Steven D'Aprano steve at pearwood.info
Mon Nov 27 10:35:50 EST 2017


On Tue, Nov 28, 2017 at 01:14:40AM +1100, Chris Angelico wrote:

> Nah, far easier:
> 
> x, y = iter(it)
> 
> since that'll be a no-op in the first case

Not necessarily a no-op. __iter__ might have side-effects.

Of course if you can guarantee that you ONLY have iterators, then 
there's no need to test for an iterator. But it isn't always 
appropriate to convert sequences to an iterator.

And besides, if you're going to call iter(), that's not that much 
shorter than islice() (assuming you've already imported it, of course). 
You only save five characters or so.

But the big problem here is that iterable unpacking would be 
conceptually split into "iterator unpacking" and "all other iterables 
unpacking". I think that's unnecessary complication.


> I do think islice is verbose, but the main problem is that you have to
> match the second argument to the number of assignment targets.

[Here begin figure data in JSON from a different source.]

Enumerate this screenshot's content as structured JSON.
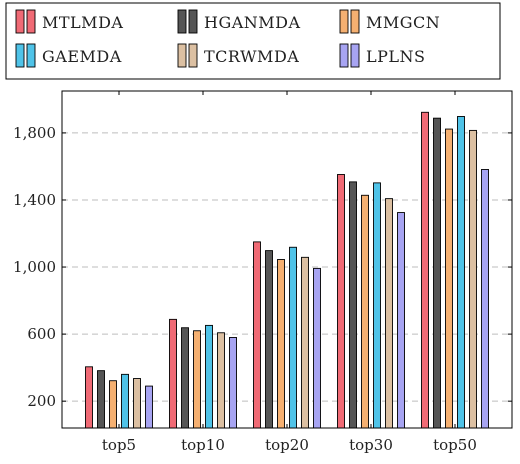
{
  "chart_data": {
    "type": "bar",
    "categories": [
      "top5",
      "top10",
      "top20",
      "top30",
      "top50"
    ],
    "series": [
      {
        "name": "MTLMDA",
        "color": "#f06a75",
        "values": [
          405,
          688,
          1150,
          1552,
          1923
        ]
      },
      {
        "name": "HGANMDA",
        "color": "#555555",
        "values": [
          382,
          638,
          1098,
          1508,
          1888
        ]
      },
      {
        "name": "MMGCN",
        "color": "#f5b071",
        "values": [
          322,
          620,
          1045,
          1428,
          1823
        ]
      },
      {
        "name": "GAEMDA",
        "color": "#4fc3e8",
        "values": [
          360,
          652,
          1118,
          1502,
          1898
        ]
      },
      {
        "name": "TCRWMDA",
        "color": "#dcc0a2",
        "values": [
          335,
          608,
          1058,
          1408,
          1815
        ]
      },
      {
        "name": "LPLNS",
        "color": "#a7a4f2",
        "values": [
          290,
          580,
          992,
          1325,
          1582
        ]
      }
    ],
    "yticks": [
      200,
      600,
      1000,
      1400,
      1800
    ],
    "ytick_labels": [
      "200",
      "600",
      "1,000",
      "1,400",
      "1,800"
    ],
    "ylim": [
      40,
      2050
    ],
    "grid": "horizontal-dashed",
    "legend_placement": "top",
    "legend_highlight_color": "#e8242c",
    "title": "",
    "xlabel": "",
    "ylabel": ""
  }
}
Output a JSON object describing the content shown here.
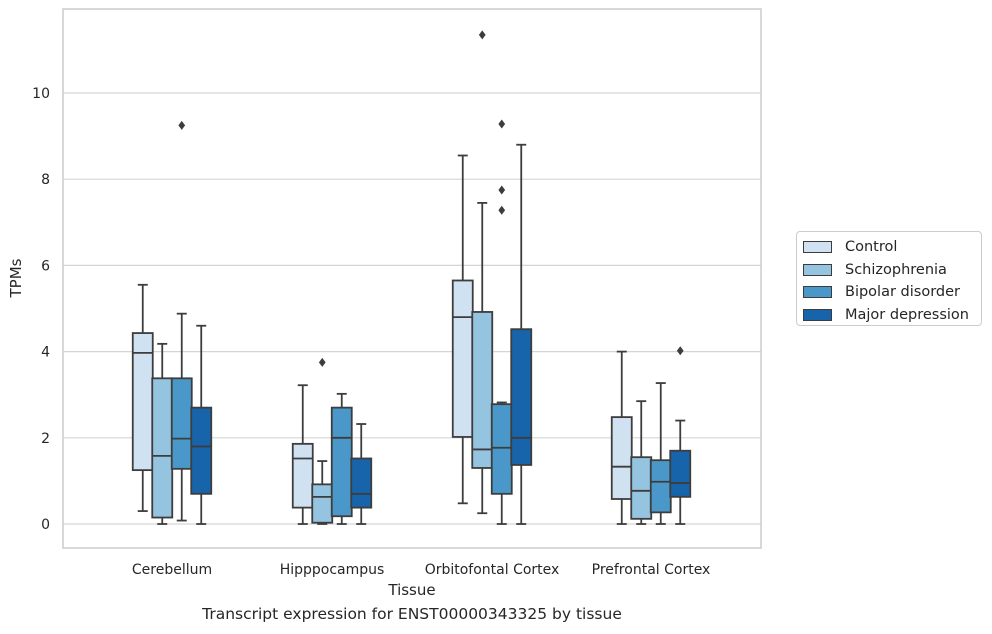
{
  "chart_data": {
    "type": "box",
    "title": "Transcript expression for ENST00000343325 by tissue",
    "xlabel": "Tissue",
    "ylabel": "TPMs",
    "ylim": [
      -0.55,
      12.0
    ],
    "yticks": [
      0,
      2,
      4,
      6,
      8,
      10
    ],
    "grid": true,
    "legend_position": "right",
    "categories": [
      "Cerebellum",
      "Hipppocampus",
      "Orbitofontal Cortex",
      "Prefrontal Cortex"
    ],
    "series": [
      {
        "name": "Control",
        "color": "#d0e1f2",
        "boxes": [
          {
            "whisker_low": 0.3,
            "q1": 1.25,
            "median": 3.97,
            "q3": 4.43,
            "whisker_high": 5.55,
            "outliers": []
          },
          {
            "whisker_low": 0.0,
            "q1": 0.38,
            "median": 1.52,
            "q3": 1.86,
            "whisker_high": 3.22,
            "outliers": []
          },
          {
            "whisker_low": 0.48,
            "q1": 2.02,
            "median": 4.8,
            "q3": 5.65,
            "whisker_high": 8.55,
            "outliers": []
          },
          {
            "whisker_low": 0.0,
            "q1": 0.58,
            "median": 1.33,
            "q3": 2.48,
            "whisker_high": 4.0,
            "outliers": []
          }
        ]
      },
      {
        "name": "Schizophrenia",
        "color": "#94c4df",
        "boxes": [
          {
            "whisker_low": 0.0,
            "q1": 0.15,
            "median": 1.58,
            "q3": 3.38,
            "whisker_high": 4.18,
            "outliers": []
          },
          {
            "whisker_low": 0.0,
            "q1": 0.03,
            "median": 0.63,
            "q3": 0.92,
            "whisker_high": 1.46,
            "outliers": [
              3.75
            ]
          },
          {
            "whisker_low": 0.25,
            "q1": 1.3,
            "median": 1.73,
            "q3": 4.92,
            "whisker_high": 7.45,
            "outliers": [
              11.35
            ]
          },
          {
            "whisker_low": 0.0,
            "q1": 0.12,
            "median": 0.77,
            "q3": 1.55,
            "whisker_high": 2.85,
            "outliers": []
          }
        ]
      },
      {
        "name": "Bipolar disorder",
        "color": "#4a98c9",
        "boxes": [
          {
            "whisker_low": 0.08,
            "q1": 1.28,
            "median": 1.98,
            "q3": 3.38,
            "whisker_high": 4.88,
            "outliers": [
              9.25
            ]
          },
          {
            "whisker_low": 0.0,
            "q1": 0.18,
            "median": 2.0,
            "q3": 2.7,
            "whisker_high": 3.02,
            "outliers": []
          },
          {
            "whisker_low": 0.0,
            "q1": 0.7,
            "median": 1.77,
            "q3": 2.78,
            "whisker_high": 2.82,
            "outliers": [
              7.28,
              7.75,
              9.28
            ]
          },
          {
            "whisker_low": 0.0,
            "q1": 0.27,
            "median": 0.98,
            "q3": 1.48,
            "whisker_high": 3.27,
            "outliers": []
          }
        ]
      },
      {
        "name": "Major depression",
        "color": "#1764ab",
        "boxes": [
          {
            "whisker_low": 0.0,
            "q1": 0.7,
            "median": 1.8,
            "q3": 2.7,
            "whisker_high": 4.6,
            "outliers": []
          },
          {
            "whisker_low": 0.0,
            "q1": 0.38,
            "median": 0.7,
            "q3": 1.52,
            "whisker_high": 2.32,
            "outliers": []
          },
          {
            "whisker_low": 0.0,
            "q1": 1.37,
            "median": 2.0,
            "q3": 4.52,
            "whisker_high": 8.8,
            "outliers": []
          },
          {
            "whisker_low": 0.0,
            "q1": 0.63,
            "median": 0.95,
            "q3": 1.7,
            "whisker_high": 2.4,
            "outliers": [
              4.02
            ]
          }
        ]
      }
    ]
  }
}
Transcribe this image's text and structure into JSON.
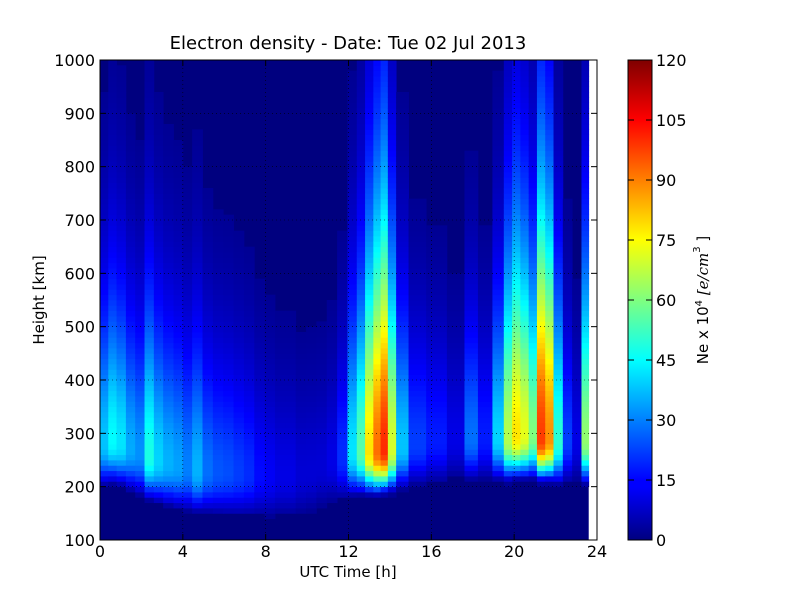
{
  "chart_data": {
    "type": "heatmap",
    "title": "Electron density - Date: Tue 02 Jul 2013",
    "xlabel": "UTC Time [h]",
    "ylabel": "Height [km]",
    "xlim": [
      0,
      24
    ],
    "ylim": [
      100,
      1000
    ],
    "x_ticks": [
      "0",
      "4",
      "8",
      "12",
      "16",
      "20",
      "24"
    ],
    "y_ticks": [
      "100",
      "200",
      "300",
      "400",
      "500",
      "600",
      "700",
      "800",
      "900",
      "1000"
    ],
    "grid": true,
    "data_end_hour": 23.6,
    "colorbar": {
      "label_prefix": "Ne x 10",
      "label_exp": "4",
      "label_unit": "[e/cm",
      "label_unit_exp": "3",
      "label_suffix": "]",
      "range": [
        0,
        120
      ],
      "ticks": [
        "0",
        "15",
        "30",
        "45",
        "60",
        "75",
        "90",
        "105",
        "120"
      ],
      "colormap": "jet"
    },
    "time_hours": [
      0.2,
      0.6,
      1.0,
      1.5,
      1.9,
      2.4,
      2.8,
      3.3,
      3.8,
      4.2,
      4.7,
      5.2,
      5.7,
      6.2,
      6.7,
      7.2,
      7.7,
      8.2,
      8.7,
      9.2,
      9.7,
      10.2,
      10.7,
      11.2,
      11.7,
      12.2,
      12.6,
      13.0,
      13.4,
      13.7,
      14.1,
      14.5,
      15.3,
      16.2,
      17.3,
      17.9,
      18.6,
      19.3,
      19.7,
      20.1,
      20.5,
      20.9,
      21.3,
      21.7,
      22.1,
      22.6,
      23.0,
      23.5
    ],
    "peak_height_km": [
      280,
      285,
      280,
      270,
      262,
      255,
      248,
      242,
      237,
      233,
      230,
      228,
      226,
      225,
      223,
      222,
      220,
      218,
      218,
      218,
      220,
      225,
      235,
      245,
      255,
      262,
      265,
      265,
      265,
      268,
      270,
      275,
      280,
      285,
      290,
      290,
      290,
      290,
      290,
      295,
      295,
      295,
      290,
      290,
      285,
      285,
      285,
      285
    ],
    "peak_density_ne": [
      38,
      45,
      42,
      35,
      32,
      48,
      40,
      36,
      34,
      30,
      36,
      28,
      25,
      24,
      22,
      20,
      16,
      14,
      12,
      12,
      10,
      10,
      10,
      12,
      20,
      42,
      55,
      78,
      92,
      100,
      70,
      38,
      22,
      18,
      12,
      28,
      18,
      40,
      66,
      78,
      72,
      60,
      98,
      88,
      50,
      22,
      12,
      62
    ]
  }
}
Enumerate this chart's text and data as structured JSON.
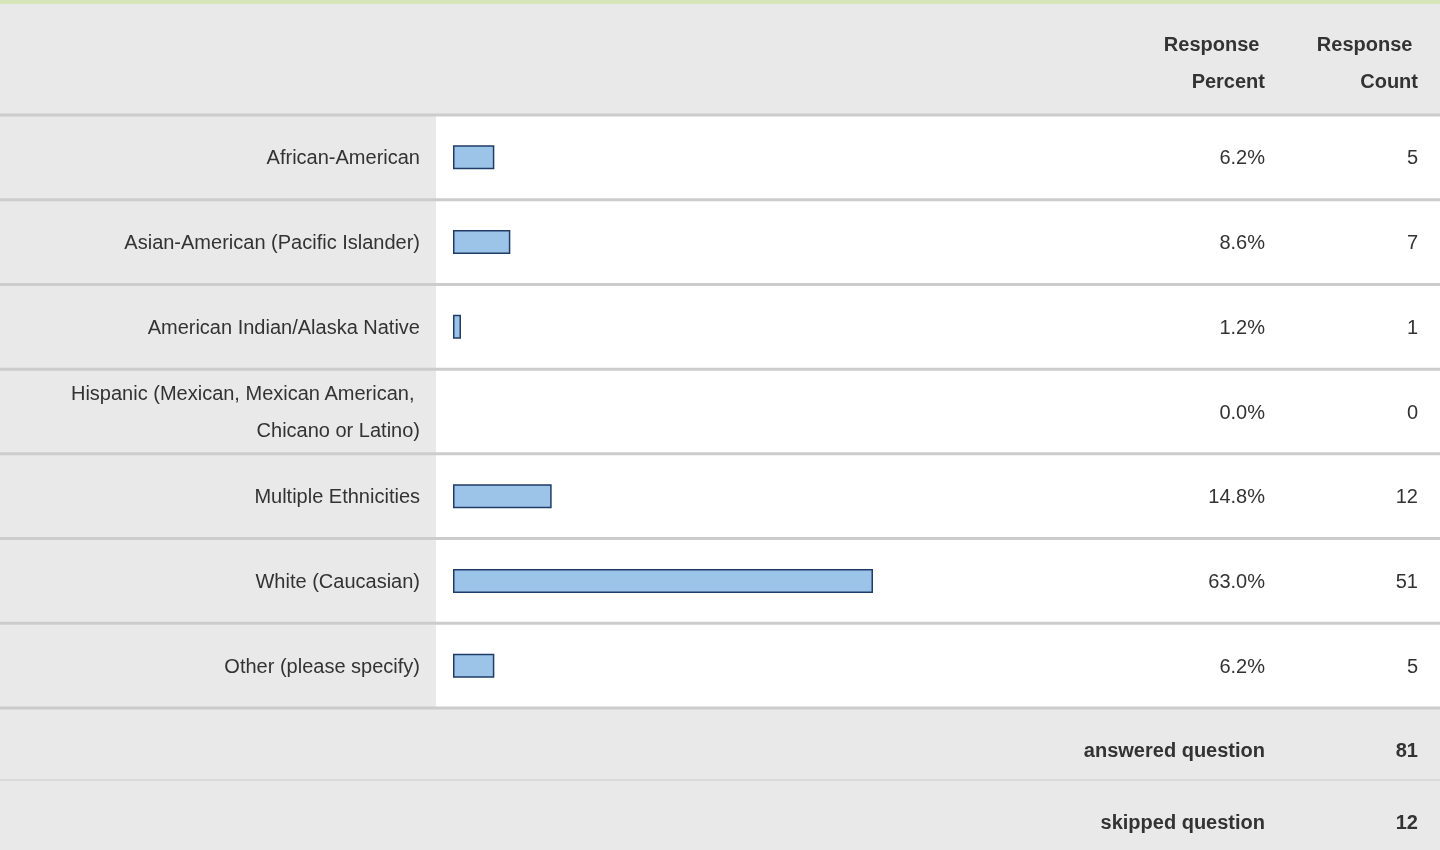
{
  "chart_data": {
    "type": "bar",
    "orientation": "horizontal",
    "categories": [
      "African-American",
      "Asian-American (Pacific Islander)",
      "American Indian/Alaska Native",
      "Hispanic (Mexican, Mexican American, Chicano or Latino)",
      "Multiple Ethnicities",
      "White (Caucasian)",
      "Other (please specify)"
    ],
    "values": [
      6.2,
      8.6,
      1.2,
      0.0,
      14.8,
      63.0,
      6.2
    ],
    "value_labels": [
      "6.2%",
      "8.6%",
      "1.2%",
      "0.0%",
      "14.8%",
      "63.0%",
      "6.2%"
    ],
    "color": "#9cc3e8",
    "tick_labels": "y",
    "grid": false,
    "annotations": [
      "Response Percent",
      "Response Count",
      "answered question",
      "81",
      "skipped question",
      "12",
      "5",
      "7",
      "1",
      "0",
      "12",
      "51",
      "5"
    ]
  }
}
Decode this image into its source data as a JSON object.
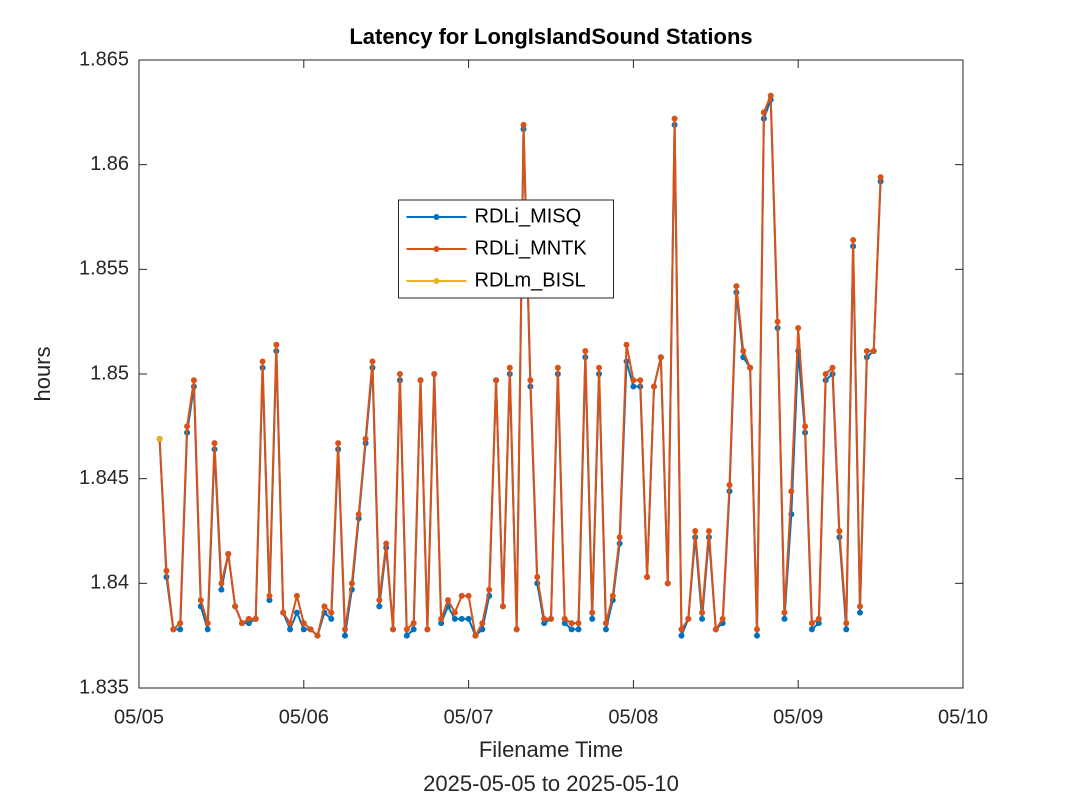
{
  "chart_data": {
    "type": "line",
    "title": "Latency for LongIslandSound Stations",
    "x_label": "Filename Time",
    "x_sublabel": "2025-05-05 to 2025-05-10",
    "y_label": "hours",
    "x": [
      "2025-05-05T03:00",
      "2025-05-05T04:00",
      "2025-05-05T05:00",
      "2025-05-05T06:00",
      "2025-05-05T07:00",
      "2025-05-05T08:00",
      "2025-05-05T09:00",
      "2025-05-05T10:00",
      "2025-05-05T11:00",
      "2025-05-05T12:00",
      "2025-05-05T13:00",
      "2025-05-05T14:00",
      "2025-05-05T15:00",
      "2025-05-05T16:00",
      "2025-05-05T17:00",
      "2025-05-05T18:00",
      "2025-05-05T19:00",
      "2025-05-05T20:00",
      "2025-05-05T21:00",
      "2025-05-05T22:00",
      "2025-05-05T23:00",
      "2025-05-06T00:00",
      "2025-05-06T01:00",
      "2025-05-06T02:00",
      "2025-05-06T03:00",
      "2025-05-06T04:00",
      "2025-05-06T05:00",
      "2025-05-06T06:00",
      "2025-05-06T07:00",
      "2025-05-06T08:00",
      "2025-05-06T09:00",
      "2025-05-06T10:00",
      "2025-05-06T11:00",
      "2025-05-06T12:00",
      "2025-05-06T13:00",
      "2025-05-06T14:00",
      "2025-05-06T15:00",
      "2025-05-06T16:00",
      "2025-05-06T17:00",
      "2025-05-06T18:00",
      "2025-05-06T19:00",
      "2025-05-06T20:00",
      "2025-05-06T21:00",
      "2025-05-06T22:00",
      "2025-05-06T23:00",
      "2025-05-07T00:00",
      "2025-05-07T01:00",
      "2025-05-07T02:00",
      "2025-05-07T03:00",
      "2025-05-07T04:00",
      "2025-05-07T05:00",
      "2025-05-07T06:00",
      "2025-05-07T07:00",
      "2025-05-07T08:00",
      "2025-05-07T09:00",
      "2025-05-07T10:00",
      "2025-05-07T11:00",
      "2025-05-07T12:00",
      "2025-05-07T13:00",
      "2025-05-07T14:00",
      "2025-05-07T15:00",
      "2025-05-07T16:00",
      "2025-05-07T17:00",
      "2025-05-07T18:00",
      "2025-05-07T19:00",
      "2025-05-07T20:00",
      "2025-05-07T21:00",
      "2025-05-07T22:00",
      "2025-05-07T23:00",
      "2025-05-08T00:00",
      "2025-05-08T01:00",
      "2025-05-08T02:00",
      "2025-05-08T03:00",
      "2025-05-08T04:00",
      "2025-05-08T05:00",
      "2025-05-08T06:00",
      "2025-05-08T07:00",
      "2025-05-08T08:00",
      "2025-05-08T09:00",
      "2025-05-08T10:00",
      "2025-05-08T11:00",
      "2025-05-08T12:00",
      "2025-05-08T13:00",
      "2025-05-08T14:00",
      "2025-05-08T15:00",
      "2025-05-08T16:00",
      "2025-05-08T17:00",
      "2025-05-08T18:00",
      "2025-05-08T19:00",
      "2025-05-08T20:00",
      "2025-05-08T21:00",
      "2025-05-08T22:00",
      "2025-05-08T23:00",
      "2025-05-09T00:00",
      "2025-05-09T01:00",
      "2025-05-09T02:00",
      "2025-05-09T03:00",
      "2025-05-09T04:00",
      "2025-05-09T05:00",
      "2025-05-09T06:00",
      "2025-05-09T07:00",
      "2025-05-09T08:00",
      "2025-05-09T09:00",
      "2025-05-09T10:00",
      "2025-05-09T11:00",
      "2025-05-09T12:00"
    ],
    "series": [
      {
        "name": "RDLi_MISQ",
        "color": "#0072BD",
        "values": [
          1.8469,
          1.8403,
          1.8378,
          1.8378,
          1.8472,
          1.8494,
          1.8389,
          1.8378,
          1.8464,
          1.8397,
          1.8414,
          1.8389,
          1.8381,
          1.8381,
          1.8383,
          1.8503,
          1.8392,
          1.8511,
          1.8386,
          1.8378,
          1.8386,
          1.8378,
          1.8378,
          1.8375,
          1.8386,
          1.8383,
          1.8464,
          1.8375,
          1.8397,
          1.8431,
          1.8467,
          1.8503,
          1.8389,
          1.8417,
          1.8378,
          1.8497,
          1.8375,
          1.8378,
          1.8497,
          1.8378,
          1.85,
          1.8381,
          1.8389,
          1.8383,
          1.8383,
          1.8383,
          1.8375,
          1.8378,
          1.8394,
          1.8497,
          1.8389,
          1.85,
          1.8378,
          1.8617,
          1.8494,
          1.84,
          1.8381,
          1.8383,
          1.85,
          1.8381,
          1.8378,
          1.8378,
          1.8508,
          1.8383,
          1.85,
          1.8378,
          1.8392,
          1.8419,
          1.8506,
          1.8494,
          1.8494,
          1.8403,
          1.8494,
          1.8508,
          1.84,
          1.8619,
          1.8375,
          1.8383,
          1.8422,
          1.8383,
          1.8422,
          1.8378,
          1.8381,
          1.8444,
          1.8539,
          1.8508,
          1.8503,
          1.8375,
          1.8622,
          1.8631,
          1.8522,
          1.8383,
          1.8433,
          1.8511,
          1.8472,
          1.8378,
          1.8381,
          1.8497,
          1.85,
          1.8422,
          1.8378,
          1.8561,
          1.8386,
          1.8508,
          1.8511,
          1.8592
        ]
      },
      {
        "name": "RDLi_MNTK",
        "color": "#D95319",
        "values": [
          1.8469,
          1.8406,
          1.8378,
          1.8381,
          1.8475,
          1.8497,
          1.8392,
          1.8381,
          1.8467,
          1.84,
          1.8414,
          1.8389,
          1.8381,
          1.8383,
          1.8383,
          1.8506,
          1.8394,
          1.8514,
          1.8386,
          1.8381,
          1.8394,
          1.8381,
          1.8378,
          1.8375,
          1.8389,
          1.8386,
          1.8467,
          1.8378,
          1.84,
          1.8433,
          1.8469,
          1.8506,
          1.8392,
          1.8419,
          1.8378,
          1.85,
          1.8378,
          1.8381,
          1.8497,
          1.8378,
          1.85,
          1.8383,
          1.8392,
          1.8386,
          1.8394,
          1.8394,
          1.8375,
          1.8381,
          1.8397,
          1.8497,
          1.8389,
          1.8503,
          1.8378,
          1.8619,
          1.8497,
          1.8403,
          1.8383,
          1.8383,
          1.8503,
          1.8383,
          1.8381,
          1.8381,
          1.8511,
          1.8386,
          1.8503,
          1.8381,
          1.8394,
          1.8422,
          1.8514,
          1.8497,
          1.8497,
          1.8403,
          1.8494,
          1.8508,
          1.84,
          1.8622,
          1.8378,
          1.8383,
          1.8425,
          1.8386,
          1.8425,
          1.8378,
          1.8383,
          1.8447,
          1.8542,
          1.8511,
          1.8503,
          1.8378,
          1.8625,
          1.8633,
          1.8525,
          1.8386,
          1.8444,
          1.8522,
          1.8475,
          1.8381,
          1.8383,
          1.85,
          1.8503,
          1.8425,
          1.8381,
          1.8564,
          1.8389,
          1.8511,
          1.8511,
          1.8594
        ]
      },
      {
        "name": "RDLm_BISL",
        "color": "#EDB120",
        "values": [
          1.8469,
          null,
          null,
          null,
          null,
          null,
          null,
          null,
          null,
          null,
          null,
          null,
          null,
          null,
          null,
          null,
          null,
          null,
          null,
          null,
          null,
          null,
          null,
          null,
          null,
          null,
          null,
          null,
          null,
          null,
          null,
          null,
          null,
          null,
          null,
          null,
          null,
          null,
          null,
          null,
          null,
          null,
          null,
          null,
          null,
          null,
          null,
          null,
          null,
          null,
          null,
          null,
          null,
          null,
          null,
          null,
          null,
          null,
          null,
          null,
          null,
          null,
          null,
          null,
          null,
          null,
          null,
          null,
          null,
          null,
          null,
          null,
          null,
          null,
          null,
          null,
          null,
          null,
          null,
          null,
          null,
          null,
          null,
          null,
          null,
          null,
          null,
          null,
          null,
          null,
          null,
          null,
          null,
          null,
          null,
          null,
          null,
          null,
          null,
          null,
          null,
          null,
          null,
          null,
          null,
          null
        ]
      }
    ],
    "xlim": [
      "2025-05-05",
      "2025-05-10"
    ],
    "xticks": [
      {
        "value": "2025-05-05",
        "label": "05/05"
      },
      {
        "value": "2025-05-06",
        "label": "05/06"
      },
      {
        "value": "2025-05-07",
        "label": "05/07"
      },
      {
        "value": "2025-05-08",
        "label": "05/08"
      },
      {
        "value": "2025-05-09",
        "label": "05/09"
      },
      {
        "value": "2025-05-10",
        "label": "05/10"
      }
    ],
    "ylim": [
      1.835,
      1.865
    ],
    "yticks": [
      1.835,
      1.84,
      1.845,
      1.85,
      1.855,
      1.86,
      1.865
    ],
    "grid": false,
    "legend": "top-center"
  }
}
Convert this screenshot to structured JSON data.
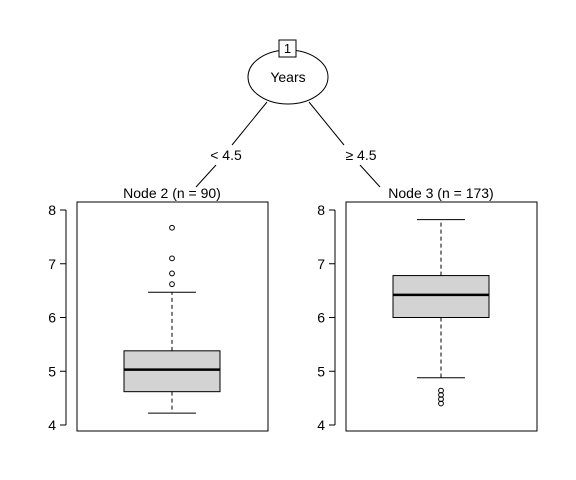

Yes, there is a certain amount of redundancy in having to specify the number 
of items in a slice, using either syntax:

    a, b = sequence[:2]
    a, b = islice(iterable, 2)

but it is minimal duplication, hardly the sort of thing DRY is concerned 
with:

http://www.artima.com/intv/dry.html

and there is an equally important principle that is satisfied by being 
explicit about the number of items you want. (In the face of ambiguity, 
refuse the temptation to guess.)

If you get the number wrong, you will find out immediately. And the fix 
is trivial.

In this case, there is a small but real benefit to counting the 
assignment targets and being explicit about the number of items to 
slice. Consider an extension to this "non-consuming" unpacking that 
allowed syntax like this to pass silently:

    a, b = x, y, z

That ought to be a clear error, right? I would hope you don't think that 
Python should let that through. Okay, now we put x, y, z into a list, 
then unpack the list:

    L = [x, y, z]
    a, b = L

That ought to still be an error, unless we explicity silence it. One way 
to do so is with an explicit slice:

    a, b = L[:2]

This isn't repeating yourself, it isn't really duplicated or redundant 
information. It is telling the interpreter, and more importantly the 
reader, that you want exactly two items out of a list that could contain 
any arbitrary number of items and that you are planning to bind them to 
exactly two targets.

Same goes if we use islice(iterable) instead.

Another way would be special syntax to say you want non-consuming 
unpacking, swapping out the "ambiguity" Zen for the "explicitly 
silencing errors" Zen.

So I really don't see this as anything more than, at best, a fairly 
minor piece of syntactic sugar. It doesn't really add anything to the 
language, or allow us to do anything cool we couldn't do before.